The striking variation in phenotypes and the diverse linkage results in relation to urine ACR highlight that phenotypic heterogeneity in CVD risk factors and renal disease are likely to be associated with substantial genetic heterogeneity. Our findings suggest that there are genes located on human chromosome 20q12 that have functional relevance to albuminuria in a Mexican American cohort. Plans are under way to identify and characterize the genetic factors that influence urine ACR, especially in nondiabetic and normotensive individuals. Identification of gene(s) influencing microalbuminuria would increase the knowledge about the risk for a given patient and help identify those for whom intensive preventive measures may be most beneficial. An understanding of the role of susceptibility gene(s) will ultimately allow the development of novel therapeutic strategies.

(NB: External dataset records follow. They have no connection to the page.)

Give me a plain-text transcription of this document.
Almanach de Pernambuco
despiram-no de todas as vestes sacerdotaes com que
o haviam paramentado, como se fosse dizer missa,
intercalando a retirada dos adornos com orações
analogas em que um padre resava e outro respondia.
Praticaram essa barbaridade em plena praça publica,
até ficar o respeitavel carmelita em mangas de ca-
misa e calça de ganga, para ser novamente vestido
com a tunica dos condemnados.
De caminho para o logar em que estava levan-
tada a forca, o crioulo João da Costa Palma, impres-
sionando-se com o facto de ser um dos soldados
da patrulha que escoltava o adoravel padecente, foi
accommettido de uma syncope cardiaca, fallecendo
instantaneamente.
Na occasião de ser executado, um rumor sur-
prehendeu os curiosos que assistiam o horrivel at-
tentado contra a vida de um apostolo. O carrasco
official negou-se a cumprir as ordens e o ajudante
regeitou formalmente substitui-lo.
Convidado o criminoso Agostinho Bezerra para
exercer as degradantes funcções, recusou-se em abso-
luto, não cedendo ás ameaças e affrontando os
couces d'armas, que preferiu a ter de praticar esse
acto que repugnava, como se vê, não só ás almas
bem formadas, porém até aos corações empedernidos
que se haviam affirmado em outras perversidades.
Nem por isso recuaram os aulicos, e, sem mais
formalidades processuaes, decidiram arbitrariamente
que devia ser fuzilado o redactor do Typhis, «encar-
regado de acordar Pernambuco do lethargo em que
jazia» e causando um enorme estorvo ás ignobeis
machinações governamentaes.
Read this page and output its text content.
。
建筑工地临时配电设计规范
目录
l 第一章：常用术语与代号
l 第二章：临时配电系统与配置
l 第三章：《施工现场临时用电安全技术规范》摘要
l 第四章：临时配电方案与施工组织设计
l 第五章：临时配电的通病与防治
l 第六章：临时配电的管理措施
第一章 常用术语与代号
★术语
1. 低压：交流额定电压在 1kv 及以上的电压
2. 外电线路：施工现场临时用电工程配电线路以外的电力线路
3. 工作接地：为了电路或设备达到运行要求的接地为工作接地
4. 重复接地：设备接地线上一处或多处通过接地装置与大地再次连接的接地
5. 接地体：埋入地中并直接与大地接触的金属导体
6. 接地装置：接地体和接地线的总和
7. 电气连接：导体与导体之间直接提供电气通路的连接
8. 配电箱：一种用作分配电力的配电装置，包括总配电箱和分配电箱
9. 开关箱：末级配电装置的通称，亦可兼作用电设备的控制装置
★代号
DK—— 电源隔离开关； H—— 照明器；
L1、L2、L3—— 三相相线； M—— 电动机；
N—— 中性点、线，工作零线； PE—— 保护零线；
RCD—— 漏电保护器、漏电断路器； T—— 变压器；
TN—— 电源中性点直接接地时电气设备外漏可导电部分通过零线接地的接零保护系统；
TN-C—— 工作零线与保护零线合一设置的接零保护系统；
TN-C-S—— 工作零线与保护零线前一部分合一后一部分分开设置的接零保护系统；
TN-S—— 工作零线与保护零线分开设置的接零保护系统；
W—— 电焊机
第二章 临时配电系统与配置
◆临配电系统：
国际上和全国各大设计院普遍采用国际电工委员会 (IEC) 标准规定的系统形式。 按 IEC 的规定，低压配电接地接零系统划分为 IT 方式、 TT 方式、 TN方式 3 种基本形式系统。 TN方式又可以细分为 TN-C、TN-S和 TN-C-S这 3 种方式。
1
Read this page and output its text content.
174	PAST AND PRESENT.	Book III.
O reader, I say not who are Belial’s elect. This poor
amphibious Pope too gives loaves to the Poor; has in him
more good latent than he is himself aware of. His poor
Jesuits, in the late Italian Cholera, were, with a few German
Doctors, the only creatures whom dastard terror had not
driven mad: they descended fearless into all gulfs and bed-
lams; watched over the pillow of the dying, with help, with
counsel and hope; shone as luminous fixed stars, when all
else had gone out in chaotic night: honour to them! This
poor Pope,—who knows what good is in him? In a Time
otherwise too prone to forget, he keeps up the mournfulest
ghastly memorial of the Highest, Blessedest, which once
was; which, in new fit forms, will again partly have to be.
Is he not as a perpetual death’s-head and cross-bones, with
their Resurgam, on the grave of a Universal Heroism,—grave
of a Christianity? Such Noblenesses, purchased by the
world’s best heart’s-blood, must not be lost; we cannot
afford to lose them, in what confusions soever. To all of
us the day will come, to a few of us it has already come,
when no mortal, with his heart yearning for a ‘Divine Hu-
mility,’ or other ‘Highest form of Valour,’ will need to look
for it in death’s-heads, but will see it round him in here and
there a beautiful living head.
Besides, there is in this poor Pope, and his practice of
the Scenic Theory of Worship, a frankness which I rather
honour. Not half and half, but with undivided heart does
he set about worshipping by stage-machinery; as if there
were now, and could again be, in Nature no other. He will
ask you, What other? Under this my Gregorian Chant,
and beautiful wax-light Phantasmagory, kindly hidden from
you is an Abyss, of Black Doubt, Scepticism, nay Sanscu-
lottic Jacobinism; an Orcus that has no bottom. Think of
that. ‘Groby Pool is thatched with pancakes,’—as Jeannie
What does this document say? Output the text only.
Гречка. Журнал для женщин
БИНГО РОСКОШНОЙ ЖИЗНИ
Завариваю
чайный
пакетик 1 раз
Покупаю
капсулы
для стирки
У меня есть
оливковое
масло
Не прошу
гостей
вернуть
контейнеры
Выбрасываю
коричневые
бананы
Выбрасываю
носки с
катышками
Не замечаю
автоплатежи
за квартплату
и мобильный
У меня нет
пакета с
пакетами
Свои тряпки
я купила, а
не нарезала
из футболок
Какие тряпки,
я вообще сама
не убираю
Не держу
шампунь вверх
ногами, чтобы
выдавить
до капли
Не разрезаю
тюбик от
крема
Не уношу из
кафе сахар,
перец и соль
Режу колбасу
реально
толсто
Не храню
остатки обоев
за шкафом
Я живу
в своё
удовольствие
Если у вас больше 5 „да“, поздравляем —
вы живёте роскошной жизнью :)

Our analyses were based on data from a population-based sample of low-income Mexican Americans, eliminating possible ascertainment bias. However, the predominantly Mexican population that comprises the majority of the SAFHS may limit the generalizability of our findings to a broader population. Nevertheless, the importance of microalbuminuria as an independent cardiovascular risk factor has been validated in ethnically diverse cohorts reinforcing the representativeness of our data. Additional analyses with inclusion of other ethnic groups are needed to replicate current findings.